After Obama defeated Romney, Paul Krugman, who would be an embarrassment to the NY Times if the Times had the capacity to be embarrassed, advised Obama not to even consider compromising with the Republicans in the House. Instead, Krugman, who has won a Nobel Prize in the field of Economics, said Obama should call their bluff and let the economy go over the cliff. I guess there’s no reason why a guy who pulls down about $50,000 per speaking gig should concern himself with what another recession will do to the middle class. It just goes to show that the Peace Prize isn’t the only inexcusable waste of Alfred Nobel’s TNT royalties.

In the aftermath of the election, Chris Matthews thanked Hurricane Sandy for helping to get Obama re-elected. In a way, it’s rather magnanimous of Matthews to give a thumbs-up to a malevolent Mother Nature. It can only mean that he has finally forgiven the old girl for cursing him with that embarrassing lisp.

Speaking of Sandy, I have tried in vain to find mention of any nation offering to help us deal with the debt and destruction left in its wake. I would hope, but not expect, that Congress would keep that in mind when determining to which nations we should extend foreign aid with money we first have to borrow from the shylocks in China.
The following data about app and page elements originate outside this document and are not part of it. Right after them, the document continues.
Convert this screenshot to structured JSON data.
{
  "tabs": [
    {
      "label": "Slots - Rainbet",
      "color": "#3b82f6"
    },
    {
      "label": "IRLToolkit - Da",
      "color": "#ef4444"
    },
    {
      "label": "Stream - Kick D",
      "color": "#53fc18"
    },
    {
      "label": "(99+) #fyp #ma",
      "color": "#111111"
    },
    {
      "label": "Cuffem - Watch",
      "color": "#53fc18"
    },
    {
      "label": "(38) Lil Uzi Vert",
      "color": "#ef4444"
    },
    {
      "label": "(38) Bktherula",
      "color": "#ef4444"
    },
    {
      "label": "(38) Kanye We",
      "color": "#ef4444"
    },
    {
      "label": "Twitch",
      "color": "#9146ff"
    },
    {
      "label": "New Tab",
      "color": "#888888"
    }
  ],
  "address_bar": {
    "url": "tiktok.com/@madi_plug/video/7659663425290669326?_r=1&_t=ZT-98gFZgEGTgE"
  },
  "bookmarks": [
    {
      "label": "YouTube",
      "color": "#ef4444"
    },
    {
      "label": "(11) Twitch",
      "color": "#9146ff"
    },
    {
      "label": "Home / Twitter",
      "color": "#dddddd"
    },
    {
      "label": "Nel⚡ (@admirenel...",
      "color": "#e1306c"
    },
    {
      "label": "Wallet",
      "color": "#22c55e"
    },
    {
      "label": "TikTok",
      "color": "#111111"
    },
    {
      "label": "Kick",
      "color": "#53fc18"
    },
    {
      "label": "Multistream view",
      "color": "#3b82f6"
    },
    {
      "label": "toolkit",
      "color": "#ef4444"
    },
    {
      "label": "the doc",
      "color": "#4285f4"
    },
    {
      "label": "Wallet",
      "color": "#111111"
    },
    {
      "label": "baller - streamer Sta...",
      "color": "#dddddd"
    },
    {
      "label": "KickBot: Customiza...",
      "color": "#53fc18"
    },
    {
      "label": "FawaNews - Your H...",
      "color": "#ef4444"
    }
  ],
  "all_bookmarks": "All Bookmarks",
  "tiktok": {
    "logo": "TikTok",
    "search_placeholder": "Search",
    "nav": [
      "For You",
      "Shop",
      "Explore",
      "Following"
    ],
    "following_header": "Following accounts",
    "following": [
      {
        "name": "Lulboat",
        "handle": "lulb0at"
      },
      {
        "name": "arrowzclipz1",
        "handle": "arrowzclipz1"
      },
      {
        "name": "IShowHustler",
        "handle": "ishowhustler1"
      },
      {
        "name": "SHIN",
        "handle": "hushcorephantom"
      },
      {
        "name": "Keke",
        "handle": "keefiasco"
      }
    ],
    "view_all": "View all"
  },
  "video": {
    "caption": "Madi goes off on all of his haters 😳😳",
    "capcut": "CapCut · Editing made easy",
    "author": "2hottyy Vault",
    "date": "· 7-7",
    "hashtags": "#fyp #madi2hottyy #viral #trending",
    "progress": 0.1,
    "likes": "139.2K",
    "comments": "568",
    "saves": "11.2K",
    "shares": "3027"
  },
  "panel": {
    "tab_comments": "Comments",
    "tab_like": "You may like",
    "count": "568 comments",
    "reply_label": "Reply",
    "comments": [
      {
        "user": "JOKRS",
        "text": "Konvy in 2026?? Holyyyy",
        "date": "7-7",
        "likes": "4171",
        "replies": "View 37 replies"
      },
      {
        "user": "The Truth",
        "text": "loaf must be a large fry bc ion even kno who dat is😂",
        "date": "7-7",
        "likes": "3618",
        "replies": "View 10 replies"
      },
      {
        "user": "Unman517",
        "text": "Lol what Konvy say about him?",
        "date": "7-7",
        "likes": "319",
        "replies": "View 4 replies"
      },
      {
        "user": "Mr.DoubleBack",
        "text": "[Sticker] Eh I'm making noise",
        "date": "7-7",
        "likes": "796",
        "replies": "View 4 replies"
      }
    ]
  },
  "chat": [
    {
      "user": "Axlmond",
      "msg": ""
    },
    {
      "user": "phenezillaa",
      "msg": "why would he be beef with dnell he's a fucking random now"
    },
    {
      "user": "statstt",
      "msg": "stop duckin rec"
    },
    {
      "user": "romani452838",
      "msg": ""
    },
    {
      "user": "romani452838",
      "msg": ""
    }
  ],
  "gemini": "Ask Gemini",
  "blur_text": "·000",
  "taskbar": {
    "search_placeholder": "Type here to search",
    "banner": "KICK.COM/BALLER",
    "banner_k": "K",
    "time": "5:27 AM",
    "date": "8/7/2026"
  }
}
There are two groups of people to whom we are expected to bend a knee simply because they are identified as civil rights leaders or former members of the military. In the first group, we find such leeches as Jesse Jackson, Al Sharpton and Joseph (“White folks are all going to Hell”) Lowery, the reverend who delivered the benediction at Obama’s inauguration, no doubt because Jeremiah Wright was still busy crawling out from under the bus where Obama had thrown him.

In the second group, we find the likes of Colin Powell, David Petraeus, Charley Rangel, John McCain and the late Rep. John Murtha. I’m not sure if the Peter Principle applies, the notion that people tend to rise in a bureaucracy to their level of incompetence, but it certainly seemed to kick in once these guys returned to civilian life.

In the aftermath of the election, I have tried to adopt a philosophical attitude. I tried to remind myself that this, too, will pass. But that’s like saying this, too, will pass when referring to a kidney stone the size of Obama.

Frankly, I’m not sure what I find the most disgusting, but contenders are, one, that 80% of blacks, whites and Hispanics, between the ages of 18 and 29, voted for Obama; that a super candidate like Romney couldn’t even do as well as John McCain; or that 50,000 Americans squandered their birthright voting for Roseanne Barr.

Finally, on November 6, 2012, it’s as if the ship of state was renamed the Titanic and the majority of the passengers said, “Hey, look, there’s an iceberg. Let’s hit it!”